Une terre éphémère et lancinante en Abkhazie

Une terre éphémère et lancinante en Abkhazie

Après L’autre rive (2010) George Ovashvili livre cette fois un film d’impression magnifique, au parti pris audacieux dont le pitch pourrait sembler lapidaire : « Sur le fleuve Inguri, frontière naturelle entre la Géorgie et l’Abkhazie, des bandes de terres fertiles se créent et disparaissent au gré des saisons. Un vieil homme abkaze et sa petite fille cultivent du maïs sur une de ces îles éphémères. Le lien intense qui les lie à la nature est perturbé par les rondes des garde-frontières. » Mais jamais aucun archipel n’a autant subjugué.

 

 

Dès les premières minutes, on se laisse porter sur cette langue de terre par les clapotis de l’eau, à la belle saison. A l’écran, les rayons du soleil s’écrasent sur la peau, les gestes prennent une valeur incantatoire: choisir, creuser, bêcher, semer. Précis, méticuleux et hypnotiques, ils répondent à un souci humain, primaire, dénué d’ornements ou d’effets de style. Dans cet ordre des choses, l’acte prime sur la parole. Il y a bien les bruissements du vent dans les épis de maïs qui ont poussé, les grincements de la cabane de bois ou le ronronnement du hors-bord des gardes frontières, mais pas de dialogues perdus. Seulement quelques mots échangés. Quand c’est nécessaire.
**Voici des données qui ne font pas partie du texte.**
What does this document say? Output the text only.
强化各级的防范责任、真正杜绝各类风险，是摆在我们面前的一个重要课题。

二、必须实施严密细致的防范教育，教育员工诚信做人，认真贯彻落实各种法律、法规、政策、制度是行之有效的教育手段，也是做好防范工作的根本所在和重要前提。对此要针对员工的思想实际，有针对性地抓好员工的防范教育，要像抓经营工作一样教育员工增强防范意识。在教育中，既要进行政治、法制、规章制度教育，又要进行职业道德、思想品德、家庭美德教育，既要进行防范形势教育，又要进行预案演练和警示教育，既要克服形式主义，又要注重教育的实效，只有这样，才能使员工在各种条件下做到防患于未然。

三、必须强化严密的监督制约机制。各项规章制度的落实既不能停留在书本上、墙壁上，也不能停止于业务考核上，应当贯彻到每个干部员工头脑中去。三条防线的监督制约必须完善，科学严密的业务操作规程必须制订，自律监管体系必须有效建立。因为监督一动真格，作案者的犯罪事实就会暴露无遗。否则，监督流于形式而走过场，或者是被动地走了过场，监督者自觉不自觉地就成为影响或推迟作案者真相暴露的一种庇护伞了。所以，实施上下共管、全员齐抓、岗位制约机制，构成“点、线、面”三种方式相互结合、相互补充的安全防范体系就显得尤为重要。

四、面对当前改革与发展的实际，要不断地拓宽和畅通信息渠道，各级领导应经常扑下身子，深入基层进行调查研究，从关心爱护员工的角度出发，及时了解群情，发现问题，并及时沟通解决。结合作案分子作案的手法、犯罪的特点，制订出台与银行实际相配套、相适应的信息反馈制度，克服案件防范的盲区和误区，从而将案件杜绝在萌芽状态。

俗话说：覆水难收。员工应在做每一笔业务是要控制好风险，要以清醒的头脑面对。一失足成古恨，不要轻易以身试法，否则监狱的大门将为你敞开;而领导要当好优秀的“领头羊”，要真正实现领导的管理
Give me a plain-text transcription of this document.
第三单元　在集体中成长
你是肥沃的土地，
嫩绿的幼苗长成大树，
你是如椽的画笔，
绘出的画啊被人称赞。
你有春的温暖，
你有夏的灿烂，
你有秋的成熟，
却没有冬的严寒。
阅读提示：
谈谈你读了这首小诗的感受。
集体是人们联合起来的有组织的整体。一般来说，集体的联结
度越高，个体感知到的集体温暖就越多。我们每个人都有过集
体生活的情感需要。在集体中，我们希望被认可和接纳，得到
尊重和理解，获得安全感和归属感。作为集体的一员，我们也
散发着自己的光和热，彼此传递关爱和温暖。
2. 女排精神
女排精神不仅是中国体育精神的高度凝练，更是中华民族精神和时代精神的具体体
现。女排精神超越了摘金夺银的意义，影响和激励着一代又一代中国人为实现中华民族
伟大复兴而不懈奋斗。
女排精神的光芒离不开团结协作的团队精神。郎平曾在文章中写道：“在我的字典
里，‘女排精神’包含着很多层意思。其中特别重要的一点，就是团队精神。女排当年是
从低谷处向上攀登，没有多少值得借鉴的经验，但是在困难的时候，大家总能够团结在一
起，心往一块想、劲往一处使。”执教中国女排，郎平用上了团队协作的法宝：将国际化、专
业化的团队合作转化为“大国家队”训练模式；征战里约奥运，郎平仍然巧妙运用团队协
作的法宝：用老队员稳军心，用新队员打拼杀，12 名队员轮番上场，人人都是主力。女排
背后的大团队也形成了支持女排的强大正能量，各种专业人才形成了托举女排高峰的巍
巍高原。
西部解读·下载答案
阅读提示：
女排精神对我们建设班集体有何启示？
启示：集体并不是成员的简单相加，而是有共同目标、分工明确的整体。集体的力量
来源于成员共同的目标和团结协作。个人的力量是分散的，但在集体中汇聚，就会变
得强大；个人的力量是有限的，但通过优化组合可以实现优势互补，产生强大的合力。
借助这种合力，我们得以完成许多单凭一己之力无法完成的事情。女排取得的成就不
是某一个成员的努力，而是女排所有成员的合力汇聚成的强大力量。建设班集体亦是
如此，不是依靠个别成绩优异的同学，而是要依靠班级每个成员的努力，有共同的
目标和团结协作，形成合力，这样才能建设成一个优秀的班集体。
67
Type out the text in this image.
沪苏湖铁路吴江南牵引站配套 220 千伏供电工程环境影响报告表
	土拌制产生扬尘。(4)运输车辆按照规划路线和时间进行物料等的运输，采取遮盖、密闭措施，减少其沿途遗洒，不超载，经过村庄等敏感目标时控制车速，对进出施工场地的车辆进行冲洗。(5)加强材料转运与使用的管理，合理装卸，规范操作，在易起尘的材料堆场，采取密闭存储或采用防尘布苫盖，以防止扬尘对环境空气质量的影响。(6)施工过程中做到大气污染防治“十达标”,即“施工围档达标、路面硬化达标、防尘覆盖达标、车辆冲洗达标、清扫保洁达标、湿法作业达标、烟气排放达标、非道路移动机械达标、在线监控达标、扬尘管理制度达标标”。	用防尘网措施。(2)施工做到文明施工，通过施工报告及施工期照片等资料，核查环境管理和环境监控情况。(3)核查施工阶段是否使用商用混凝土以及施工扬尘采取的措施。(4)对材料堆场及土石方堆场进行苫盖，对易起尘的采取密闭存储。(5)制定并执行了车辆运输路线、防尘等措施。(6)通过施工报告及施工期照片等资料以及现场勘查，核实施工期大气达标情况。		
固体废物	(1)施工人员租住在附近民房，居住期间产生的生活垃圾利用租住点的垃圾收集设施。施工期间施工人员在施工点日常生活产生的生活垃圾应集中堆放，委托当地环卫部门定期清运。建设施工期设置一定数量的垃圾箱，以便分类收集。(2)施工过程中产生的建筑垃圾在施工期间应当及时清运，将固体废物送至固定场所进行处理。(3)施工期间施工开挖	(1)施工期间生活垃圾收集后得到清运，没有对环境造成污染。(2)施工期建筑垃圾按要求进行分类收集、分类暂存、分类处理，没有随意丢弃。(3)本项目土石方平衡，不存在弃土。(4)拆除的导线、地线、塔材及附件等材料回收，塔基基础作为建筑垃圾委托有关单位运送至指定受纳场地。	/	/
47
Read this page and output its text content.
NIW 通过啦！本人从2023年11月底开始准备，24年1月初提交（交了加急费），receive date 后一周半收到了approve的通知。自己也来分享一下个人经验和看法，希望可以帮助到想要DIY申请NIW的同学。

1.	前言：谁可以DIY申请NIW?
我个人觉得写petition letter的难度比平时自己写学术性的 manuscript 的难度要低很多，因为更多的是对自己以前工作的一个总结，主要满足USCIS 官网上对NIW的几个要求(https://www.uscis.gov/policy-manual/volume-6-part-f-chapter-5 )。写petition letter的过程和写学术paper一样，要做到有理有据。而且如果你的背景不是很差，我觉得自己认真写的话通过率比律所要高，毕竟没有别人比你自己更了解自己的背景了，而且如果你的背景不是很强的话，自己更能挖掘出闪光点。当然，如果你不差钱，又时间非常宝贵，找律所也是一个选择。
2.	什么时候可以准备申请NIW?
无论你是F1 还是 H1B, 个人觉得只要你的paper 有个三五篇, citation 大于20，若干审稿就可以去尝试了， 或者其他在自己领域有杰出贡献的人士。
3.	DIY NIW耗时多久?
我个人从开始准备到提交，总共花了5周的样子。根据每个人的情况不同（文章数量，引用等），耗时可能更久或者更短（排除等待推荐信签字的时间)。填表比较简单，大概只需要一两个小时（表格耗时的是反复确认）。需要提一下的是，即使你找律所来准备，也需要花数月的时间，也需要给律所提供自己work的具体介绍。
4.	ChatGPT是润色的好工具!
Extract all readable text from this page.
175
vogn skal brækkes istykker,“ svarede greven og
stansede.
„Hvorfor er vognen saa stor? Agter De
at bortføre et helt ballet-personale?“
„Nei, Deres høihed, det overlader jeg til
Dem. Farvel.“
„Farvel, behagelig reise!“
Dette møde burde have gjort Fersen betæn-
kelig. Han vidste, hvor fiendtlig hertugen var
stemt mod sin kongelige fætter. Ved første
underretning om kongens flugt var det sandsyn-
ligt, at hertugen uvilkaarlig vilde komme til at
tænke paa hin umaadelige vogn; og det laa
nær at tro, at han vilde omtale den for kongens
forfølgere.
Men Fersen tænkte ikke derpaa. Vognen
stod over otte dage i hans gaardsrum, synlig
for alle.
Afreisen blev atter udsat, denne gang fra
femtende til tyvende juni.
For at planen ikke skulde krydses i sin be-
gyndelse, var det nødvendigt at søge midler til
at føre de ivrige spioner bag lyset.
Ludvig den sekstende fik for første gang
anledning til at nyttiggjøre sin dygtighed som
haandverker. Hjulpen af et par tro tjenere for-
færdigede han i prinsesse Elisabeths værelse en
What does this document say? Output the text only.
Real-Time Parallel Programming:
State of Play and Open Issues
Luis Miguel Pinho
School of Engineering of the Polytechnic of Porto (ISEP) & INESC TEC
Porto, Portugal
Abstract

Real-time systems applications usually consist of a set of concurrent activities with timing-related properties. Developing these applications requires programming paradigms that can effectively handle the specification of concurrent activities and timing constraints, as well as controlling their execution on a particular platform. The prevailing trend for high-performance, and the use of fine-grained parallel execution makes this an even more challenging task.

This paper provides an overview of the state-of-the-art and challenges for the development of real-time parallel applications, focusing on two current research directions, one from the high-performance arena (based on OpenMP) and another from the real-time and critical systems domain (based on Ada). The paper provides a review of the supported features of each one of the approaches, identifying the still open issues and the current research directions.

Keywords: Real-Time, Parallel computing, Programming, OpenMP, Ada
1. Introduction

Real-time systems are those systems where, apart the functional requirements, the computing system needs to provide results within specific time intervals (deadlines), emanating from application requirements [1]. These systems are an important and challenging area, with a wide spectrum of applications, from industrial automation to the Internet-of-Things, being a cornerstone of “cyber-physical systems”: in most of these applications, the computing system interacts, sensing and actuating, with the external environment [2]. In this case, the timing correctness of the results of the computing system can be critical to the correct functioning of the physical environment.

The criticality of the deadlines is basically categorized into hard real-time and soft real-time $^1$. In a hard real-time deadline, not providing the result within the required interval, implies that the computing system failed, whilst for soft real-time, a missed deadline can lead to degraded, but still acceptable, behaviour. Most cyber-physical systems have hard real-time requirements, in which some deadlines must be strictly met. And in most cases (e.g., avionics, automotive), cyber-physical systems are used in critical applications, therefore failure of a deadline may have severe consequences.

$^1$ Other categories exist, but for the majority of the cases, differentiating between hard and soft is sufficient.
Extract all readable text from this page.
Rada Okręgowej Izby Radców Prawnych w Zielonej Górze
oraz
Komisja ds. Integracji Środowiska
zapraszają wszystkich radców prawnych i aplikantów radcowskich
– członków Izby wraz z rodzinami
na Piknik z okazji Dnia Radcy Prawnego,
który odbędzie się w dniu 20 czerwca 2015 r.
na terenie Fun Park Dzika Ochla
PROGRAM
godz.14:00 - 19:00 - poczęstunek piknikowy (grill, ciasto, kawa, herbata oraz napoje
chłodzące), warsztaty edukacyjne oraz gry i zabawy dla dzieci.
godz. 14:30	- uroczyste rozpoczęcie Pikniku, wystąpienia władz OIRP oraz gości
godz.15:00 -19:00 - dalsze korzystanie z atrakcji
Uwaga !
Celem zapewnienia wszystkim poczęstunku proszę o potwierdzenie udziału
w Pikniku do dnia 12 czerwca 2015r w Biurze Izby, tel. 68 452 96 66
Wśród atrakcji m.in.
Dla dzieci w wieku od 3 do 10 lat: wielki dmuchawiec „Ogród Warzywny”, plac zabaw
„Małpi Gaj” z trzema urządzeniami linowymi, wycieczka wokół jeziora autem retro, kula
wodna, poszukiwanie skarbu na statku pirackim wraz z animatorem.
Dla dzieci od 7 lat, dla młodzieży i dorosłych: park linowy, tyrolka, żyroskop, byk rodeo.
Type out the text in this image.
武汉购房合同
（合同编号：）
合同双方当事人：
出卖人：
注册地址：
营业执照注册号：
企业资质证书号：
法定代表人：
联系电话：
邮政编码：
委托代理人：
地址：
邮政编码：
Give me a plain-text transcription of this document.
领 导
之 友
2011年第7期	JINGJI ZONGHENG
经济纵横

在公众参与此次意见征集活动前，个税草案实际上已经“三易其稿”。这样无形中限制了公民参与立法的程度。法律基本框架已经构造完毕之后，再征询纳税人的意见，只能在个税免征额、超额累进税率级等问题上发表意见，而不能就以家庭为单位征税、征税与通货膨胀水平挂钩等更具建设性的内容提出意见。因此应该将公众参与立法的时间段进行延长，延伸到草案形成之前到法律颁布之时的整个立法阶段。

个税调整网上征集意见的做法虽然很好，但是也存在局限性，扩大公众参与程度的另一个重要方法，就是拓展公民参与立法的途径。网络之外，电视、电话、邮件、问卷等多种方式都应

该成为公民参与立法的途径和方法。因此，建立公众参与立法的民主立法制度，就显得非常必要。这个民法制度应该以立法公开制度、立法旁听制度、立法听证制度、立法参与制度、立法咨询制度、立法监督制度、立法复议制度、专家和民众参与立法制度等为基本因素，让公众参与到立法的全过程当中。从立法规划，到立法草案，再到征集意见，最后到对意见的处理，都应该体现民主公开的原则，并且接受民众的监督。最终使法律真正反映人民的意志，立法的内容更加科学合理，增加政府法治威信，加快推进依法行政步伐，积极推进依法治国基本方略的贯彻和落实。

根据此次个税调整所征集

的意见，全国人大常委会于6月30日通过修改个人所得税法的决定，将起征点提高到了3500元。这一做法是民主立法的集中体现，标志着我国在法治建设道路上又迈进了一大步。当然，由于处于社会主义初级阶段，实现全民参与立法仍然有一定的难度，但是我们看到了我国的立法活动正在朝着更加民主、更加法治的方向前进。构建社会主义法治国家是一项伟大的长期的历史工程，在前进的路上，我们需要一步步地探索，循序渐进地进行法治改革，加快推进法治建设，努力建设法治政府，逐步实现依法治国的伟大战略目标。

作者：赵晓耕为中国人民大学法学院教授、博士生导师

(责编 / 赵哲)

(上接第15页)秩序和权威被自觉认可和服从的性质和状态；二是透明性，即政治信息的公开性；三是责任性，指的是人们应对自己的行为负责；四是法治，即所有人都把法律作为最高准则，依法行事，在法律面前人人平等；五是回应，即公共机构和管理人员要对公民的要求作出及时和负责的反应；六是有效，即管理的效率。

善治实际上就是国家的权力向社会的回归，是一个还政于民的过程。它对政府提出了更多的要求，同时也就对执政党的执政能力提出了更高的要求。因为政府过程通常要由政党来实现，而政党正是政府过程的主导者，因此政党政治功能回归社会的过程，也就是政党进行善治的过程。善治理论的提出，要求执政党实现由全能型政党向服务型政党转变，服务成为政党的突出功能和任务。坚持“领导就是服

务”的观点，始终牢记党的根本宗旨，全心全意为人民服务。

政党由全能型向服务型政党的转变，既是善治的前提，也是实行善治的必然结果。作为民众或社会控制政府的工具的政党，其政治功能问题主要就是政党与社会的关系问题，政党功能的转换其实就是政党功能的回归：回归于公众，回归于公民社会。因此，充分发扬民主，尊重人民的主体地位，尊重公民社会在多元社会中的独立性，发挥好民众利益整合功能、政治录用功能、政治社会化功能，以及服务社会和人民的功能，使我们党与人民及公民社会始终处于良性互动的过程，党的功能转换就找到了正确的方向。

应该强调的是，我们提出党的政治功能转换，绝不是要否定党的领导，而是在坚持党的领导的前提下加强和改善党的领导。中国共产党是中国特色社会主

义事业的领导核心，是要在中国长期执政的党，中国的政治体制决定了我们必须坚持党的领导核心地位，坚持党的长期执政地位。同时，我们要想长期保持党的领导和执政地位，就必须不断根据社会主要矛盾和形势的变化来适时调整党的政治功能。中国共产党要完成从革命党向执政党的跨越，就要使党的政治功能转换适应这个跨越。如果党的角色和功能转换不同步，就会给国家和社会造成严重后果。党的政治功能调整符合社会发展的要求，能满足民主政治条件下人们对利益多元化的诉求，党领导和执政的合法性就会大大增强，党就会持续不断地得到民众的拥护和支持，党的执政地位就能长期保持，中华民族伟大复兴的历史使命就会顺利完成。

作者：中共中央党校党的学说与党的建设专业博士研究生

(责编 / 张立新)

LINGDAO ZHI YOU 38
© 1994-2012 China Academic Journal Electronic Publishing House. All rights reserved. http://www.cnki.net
Sur l’île, pas de nonchalance, mais une réelle distance vis à vis d’autrui. La proximité n’est ici qu’un concept vain, illustré par la méfiance du grand père à l’égard de quiconque s’aventure près de lui et sa petite-fille en pleine adolescence. Le lien se tisse davantage avec une terre littéralement nourricière, qui impose la temporalité aux êtres humains. Ovashvili capture avec pertinence cette nature filmée en 35mm, notamment dans de superbes plans séquences où le temps long se déploie à l’envi.

 

Mais, lorsque le temps se gâte, comment ne pas songer à l’hybris, notion de démesure ciselée au temps de la Grèce antique? Les bourrasques de vent, les vagues et le bois qui claquent ne font-ils pas écho au présage du vieil homme, conscient d’être occupant temporaire du fleuve, dès le début du long métrage?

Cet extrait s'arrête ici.